With that exposure to destinations – across 2020, 47 per cent of cruises are down as being dedicated to one country (country intensive) plus the company has a burgeoning pre and post-cruise programme – the question arises whether Pimentel could foresee a time when Azamara could offer a holiday that is totally land-based?
“I see things like this [land offering] expanding a great deal. So, could we be a land operator? The answer is yes,” Pimentel explains. “We have a very comprehensive offering. Our AzAmazing evenings are products that cannot be Googled. It’s fascinating how we put bits and pieces together to create an event that culturally connects people. They’re now done in over 80 countries with local companies. This is a brand with a purpose. We are connecting people.
“A few years ago the ship went to the Middle East and we went to a Bedouin tented community and stayed overnight. I tasted vegetables and fruits that I have never tasted before. I heard instruments that I have never heard before. This was while on a ‘cruise’.
“In many ways we are a no-cruise cruise line. We’re every bit about the destination. People like the ship very much – it gets them there but we’re a hybrid product. Could we one day sell land? I think that’s highly conceivable.”
In May, Pimentel will be one of the keynote speakers at Clia’s flagship conference alongside fellow industry luminaries like Virgin Voyages CEO Tom McAlpin. Pimentel’s talk will cover future travel trends, including the next generation of consumer and travel seller.
“Technology is changing the speed of everything. The market will never be slower than it is today,” Pimentel says. “You will see the elimination of money in your lifetime. We used to carry a huge amount of cash on our ships. Now there is hardly any.
“We have technology with Royal Caribbean called Excalibur that uses Face recognition technology. We won’t need you to sign for anything, your bill will go straight to your cabin. We’ll know whether you prefer chicken or beef. You can even check-in to your cruise by just walking through the terminal.”
When it comes to travel agents, the future is also going in only one way, Pimentel adds.
“Agents will need to be value interpreters,” he says. “You want to go to Venice? There are three choices if you want the best. I think for you this one is perfect. A financial adviser offers a return on investment, a travel agent must offer a return on life.

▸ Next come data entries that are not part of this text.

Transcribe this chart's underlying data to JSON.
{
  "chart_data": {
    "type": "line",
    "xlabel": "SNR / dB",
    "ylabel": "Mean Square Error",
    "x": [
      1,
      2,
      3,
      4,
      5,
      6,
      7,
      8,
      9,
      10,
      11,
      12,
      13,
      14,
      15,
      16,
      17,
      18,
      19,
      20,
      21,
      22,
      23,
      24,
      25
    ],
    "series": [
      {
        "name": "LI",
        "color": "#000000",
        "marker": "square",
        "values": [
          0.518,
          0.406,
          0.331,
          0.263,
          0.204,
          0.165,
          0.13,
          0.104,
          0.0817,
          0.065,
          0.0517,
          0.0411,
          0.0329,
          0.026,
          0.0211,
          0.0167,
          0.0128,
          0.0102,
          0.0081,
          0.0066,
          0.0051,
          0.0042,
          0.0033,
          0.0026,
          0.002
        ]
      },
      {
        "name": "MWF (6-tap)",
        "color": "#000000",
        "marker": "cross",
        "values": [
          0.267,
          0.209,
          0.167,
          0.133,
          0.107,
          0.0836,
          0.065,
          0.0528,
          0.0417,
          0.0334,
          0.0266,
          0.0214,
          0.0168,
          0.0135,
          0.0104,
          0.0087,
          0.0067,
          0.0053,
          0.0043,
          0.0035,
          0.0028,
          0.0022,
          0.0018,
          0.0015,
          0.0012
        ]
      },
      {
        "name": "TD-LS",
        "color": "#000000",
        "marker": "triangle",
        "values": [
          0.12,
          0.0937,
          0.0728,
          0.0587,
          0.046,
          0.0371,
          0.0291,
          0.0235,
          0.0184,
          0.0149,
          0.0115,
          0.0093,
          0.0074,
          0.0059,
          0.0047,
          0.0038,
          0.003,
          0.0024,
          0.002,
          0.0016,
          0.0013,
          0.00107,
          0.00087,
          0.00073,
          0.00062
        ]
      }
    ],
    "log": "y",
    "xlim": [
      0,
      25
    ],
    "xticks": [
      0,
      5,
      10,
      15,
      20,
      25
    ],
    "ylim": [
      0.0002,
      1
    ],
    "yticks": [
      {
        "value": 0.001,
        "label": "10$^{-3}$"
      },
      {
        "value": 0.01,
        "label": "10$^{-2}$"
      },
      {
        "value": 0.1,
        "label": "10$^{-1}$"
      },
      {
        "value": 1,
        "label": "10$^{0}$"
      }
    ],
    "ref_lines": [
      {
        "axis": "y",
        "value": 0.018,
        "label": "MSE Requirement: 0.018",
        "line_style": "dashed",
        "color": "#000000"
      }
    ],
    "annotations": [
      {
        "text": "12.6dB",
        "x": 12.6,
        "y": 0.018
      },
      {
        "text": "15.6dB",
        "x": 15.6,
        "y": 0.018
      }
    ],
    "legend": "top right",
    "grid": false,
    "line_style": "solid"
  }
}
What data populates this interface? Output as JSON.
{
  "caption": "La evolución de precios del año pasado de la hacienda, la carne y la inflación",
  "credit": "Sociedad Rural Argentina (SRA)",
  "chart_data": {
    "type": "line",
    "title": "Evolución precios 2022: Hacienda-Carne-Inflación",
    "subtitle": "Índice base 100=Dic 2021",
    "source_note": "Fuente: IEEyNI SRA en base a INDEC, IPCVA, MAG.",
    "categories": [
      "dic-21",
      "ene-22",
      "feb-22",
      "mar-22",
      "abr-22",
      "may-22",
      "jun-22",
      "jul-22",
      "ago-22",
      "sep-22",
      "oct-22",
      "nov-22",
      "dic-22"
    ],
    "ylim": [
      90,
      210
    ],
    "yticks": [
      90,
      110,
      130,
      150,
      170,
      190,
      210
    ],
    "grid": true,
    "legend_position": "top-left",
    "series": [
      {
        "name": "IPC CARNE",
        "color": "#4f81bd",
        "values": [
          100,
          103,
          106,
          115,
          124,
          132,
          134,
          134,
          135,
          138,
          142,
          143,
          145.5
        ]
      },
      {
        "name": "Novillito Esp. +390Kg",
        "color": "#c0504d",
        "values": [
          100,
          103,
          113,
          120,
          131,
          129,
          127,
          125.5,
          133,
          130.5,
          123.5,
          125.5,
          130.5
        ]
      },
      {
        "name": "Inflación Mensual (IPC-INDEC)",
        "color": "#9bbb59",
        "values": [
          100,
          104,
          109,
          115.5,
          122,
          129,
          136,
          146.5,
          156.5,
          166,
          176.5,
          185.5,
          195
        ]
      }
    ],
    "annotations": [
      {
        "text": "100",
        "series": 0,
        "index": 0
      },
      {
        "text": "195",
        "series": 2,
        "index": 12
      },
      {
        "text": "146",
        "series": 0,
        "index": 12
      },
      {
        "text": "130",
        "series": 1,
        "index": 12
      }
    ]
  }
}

“It’s not about reading the brochure upside down faster. It’s all about knowledge.
The future is not in being a generalist. That will be online. Pick and click. EasyJet flights between Manchester and Spain for £29. You don’t need an interpreter for that and the airline industry has developed the technology to handle it.”
When it came to his own company’s growth, Pimentel says he would be happy to add to his collection of R-class ships – Azamara Quest, Journey and Pursuit are all R-class – from the now defunct Renaissance Cruises. The rest of the eight ships are spread across the industry with four of them with Oceania Cruises (Insignia, Regatta, Sirena and Nautica) and the Pacific Princess, which is sailing with Princess Cruises.
“Let’s just say it’s not a secret to anybody that has an R-class ship I am quite happy to take it,” Pimentel adds. “They can say that it does not work but our numbers show it does work, but we change the product.
“I happen to love the ships. I hope that we can get [another].”
When it all comes down to it, why risk it by waiting?